La frutta, tutta selvatica, mangiata come spuntino era tutta “super-bio”, come le verdure a km zero e tutto molto super nutriente. Delle mele selvatche mangiavano tutto, buccia e semi, noi la buccia la togliamo per paura dei trattamenti ma intanto scartiamo la pectina, i semi contengono la B17 che è un antitumorale naturale, ci sono anche componenti tossici ma se abbinati alla mela non vi sono ripercussioni perché in quantità limitata.
Fare oggi la paleo dieta, stai male perché i cibi necessari per un’alimentazione pressoché completa con pochi ingredienti, non la trovi da nessuna parte, senza considerare che l’uomo della paleo dieta nasceva con quel tipo d’alimentazione e si costruiva la sua flora batterica intestinale mentre oggi, ammesso e concesso che sei in grado di ritrovare i medesimi cibi, dovresti fare un ricondizionamento intestinale impiegando qualche mese.

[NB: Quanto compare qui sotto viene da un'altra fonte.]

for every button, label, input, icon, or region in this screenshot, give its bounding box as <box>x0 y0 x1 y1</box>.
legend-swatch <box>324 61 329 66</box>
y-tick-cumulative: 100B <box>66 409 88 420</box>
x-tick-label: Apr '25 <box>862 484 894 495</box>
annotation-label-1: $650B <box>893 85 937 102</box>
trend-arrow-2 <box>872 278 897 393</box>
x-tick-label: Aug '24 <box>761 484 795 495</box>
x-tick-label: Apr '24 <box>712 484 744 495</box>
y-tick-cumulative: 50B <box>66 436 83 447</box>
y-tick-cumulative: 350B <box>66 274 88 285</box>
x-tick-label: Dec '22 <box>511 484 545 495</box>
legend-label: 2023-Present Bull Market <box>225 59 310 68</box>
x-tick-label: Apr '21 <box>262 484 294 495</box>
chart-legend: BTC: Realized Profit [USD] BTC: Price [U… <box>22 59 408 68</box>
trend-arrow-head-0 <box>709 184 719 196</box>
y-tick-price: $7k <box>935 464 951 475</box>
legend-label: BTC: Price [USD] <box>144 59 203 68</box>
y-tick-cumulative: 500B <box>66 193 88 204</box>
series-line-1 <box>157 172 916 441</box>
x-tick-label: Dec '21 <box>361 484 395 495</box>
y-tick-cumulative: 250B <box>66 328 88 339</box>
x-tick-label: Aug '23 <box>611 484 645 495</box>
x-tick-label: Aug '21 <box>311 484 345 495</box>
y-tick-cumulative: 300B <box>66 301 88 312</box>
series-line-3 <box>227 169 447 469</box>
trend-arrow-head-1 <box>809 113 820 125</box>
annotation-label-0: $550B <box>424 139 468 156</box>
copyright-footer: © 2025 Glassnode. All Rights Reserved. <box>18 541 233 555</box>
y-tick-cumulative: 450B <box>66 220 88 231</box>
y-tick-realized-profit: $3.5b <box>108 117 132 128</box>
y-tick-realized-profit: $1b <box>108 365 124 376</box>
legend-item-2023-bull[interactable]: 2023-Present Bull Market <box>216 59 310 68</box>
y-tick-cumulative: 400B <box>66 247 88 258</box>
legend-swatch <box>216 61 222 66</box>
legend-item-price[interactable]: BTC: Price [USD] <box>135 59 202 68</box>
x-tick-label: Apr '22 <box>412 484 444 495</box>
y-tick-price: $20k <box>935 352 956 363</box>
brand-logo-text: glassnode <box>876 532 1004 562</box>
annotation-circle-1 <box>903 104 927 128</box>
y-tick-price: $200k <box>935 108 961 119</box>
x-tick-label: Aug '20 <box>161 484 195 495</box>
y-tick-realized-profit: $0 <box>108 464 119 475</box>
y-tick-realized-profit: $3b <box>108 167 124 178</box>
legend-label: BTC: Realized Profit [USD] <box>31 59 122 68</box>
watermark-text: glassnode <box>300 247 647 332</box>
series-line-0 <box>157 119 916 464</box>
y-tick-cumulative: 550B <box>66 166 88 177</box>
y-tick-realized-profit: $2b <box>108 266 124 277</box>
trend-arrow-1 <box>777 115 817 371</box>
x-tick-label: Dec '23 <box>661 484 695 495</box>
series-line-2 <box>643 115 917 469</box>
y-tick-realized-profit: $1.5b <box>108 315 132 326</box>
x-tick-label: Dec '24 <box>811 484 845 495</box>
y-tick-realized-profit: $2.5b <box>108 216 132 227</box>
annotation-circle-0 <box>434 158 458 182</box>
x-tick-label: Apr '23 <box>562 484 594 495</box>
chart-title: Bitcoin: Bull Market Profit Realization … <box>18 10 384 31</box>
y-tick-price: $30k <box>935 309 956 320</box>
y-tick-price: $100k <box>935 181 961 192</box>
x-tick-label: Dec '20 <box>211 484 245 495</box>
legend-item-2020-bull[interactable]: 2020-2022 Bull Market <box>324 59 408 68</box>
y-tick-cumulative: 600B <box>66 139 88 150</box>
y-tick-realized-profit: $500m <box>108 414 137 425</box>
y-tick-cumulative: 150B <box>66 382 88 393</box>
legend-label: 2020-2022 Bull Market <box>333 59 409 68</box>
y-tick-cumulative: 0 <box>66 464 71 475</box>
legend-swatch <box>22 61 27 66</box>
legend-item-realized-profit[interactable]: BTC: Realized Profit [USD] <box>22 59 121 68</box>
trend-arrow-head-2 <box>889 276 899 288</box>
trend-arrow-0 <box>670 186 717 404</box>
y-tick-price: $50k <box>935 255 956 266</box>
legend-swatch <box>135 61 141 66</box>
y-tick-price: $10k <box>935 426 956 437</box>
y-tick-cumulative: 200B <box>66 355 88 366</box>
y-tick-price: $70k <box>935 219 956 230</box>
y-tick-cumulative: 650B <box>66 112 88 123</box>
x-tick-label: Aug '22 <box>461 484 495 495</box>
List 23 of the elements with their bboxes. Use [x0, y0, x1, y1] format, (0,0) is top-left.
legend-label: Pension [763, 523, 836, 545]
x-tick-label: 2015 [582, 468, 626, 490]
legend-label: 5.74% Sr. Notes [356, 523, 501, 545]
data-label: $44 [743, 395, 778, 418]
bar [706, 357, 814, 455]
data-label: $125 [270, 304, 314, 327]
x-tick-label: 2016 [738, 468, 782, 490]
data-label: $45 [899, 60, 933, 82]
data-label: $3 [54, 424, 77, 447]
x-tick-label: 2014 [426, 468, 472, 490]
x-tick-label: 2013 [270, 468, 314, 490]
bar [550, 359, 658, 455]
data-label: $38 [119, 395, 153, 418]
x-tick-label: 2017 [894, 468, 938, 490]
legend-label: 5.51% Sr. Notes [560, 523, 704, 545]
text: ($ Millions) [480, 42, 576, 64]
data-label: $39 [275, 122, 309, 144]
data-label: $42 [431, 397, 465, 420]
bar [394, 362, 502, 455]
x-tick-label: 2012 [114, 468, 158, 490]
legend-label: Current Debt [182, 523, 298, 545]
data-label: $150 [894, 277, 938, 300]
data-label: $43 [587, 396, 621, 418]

Non oso pensare alla differenza del sistema immunitario dell’uomo della paleo dieta con quella di un uomo di oggi che tenta di replicarla.
Le persone che oggi abitano in luoghi da cui possono attingere cibo “paleo”, la butto lì, sarà pari allo 0,000001%.
Paleo-dieta confutata facilmente senza scomodare la scienza, ma usando un po’ di buon senso.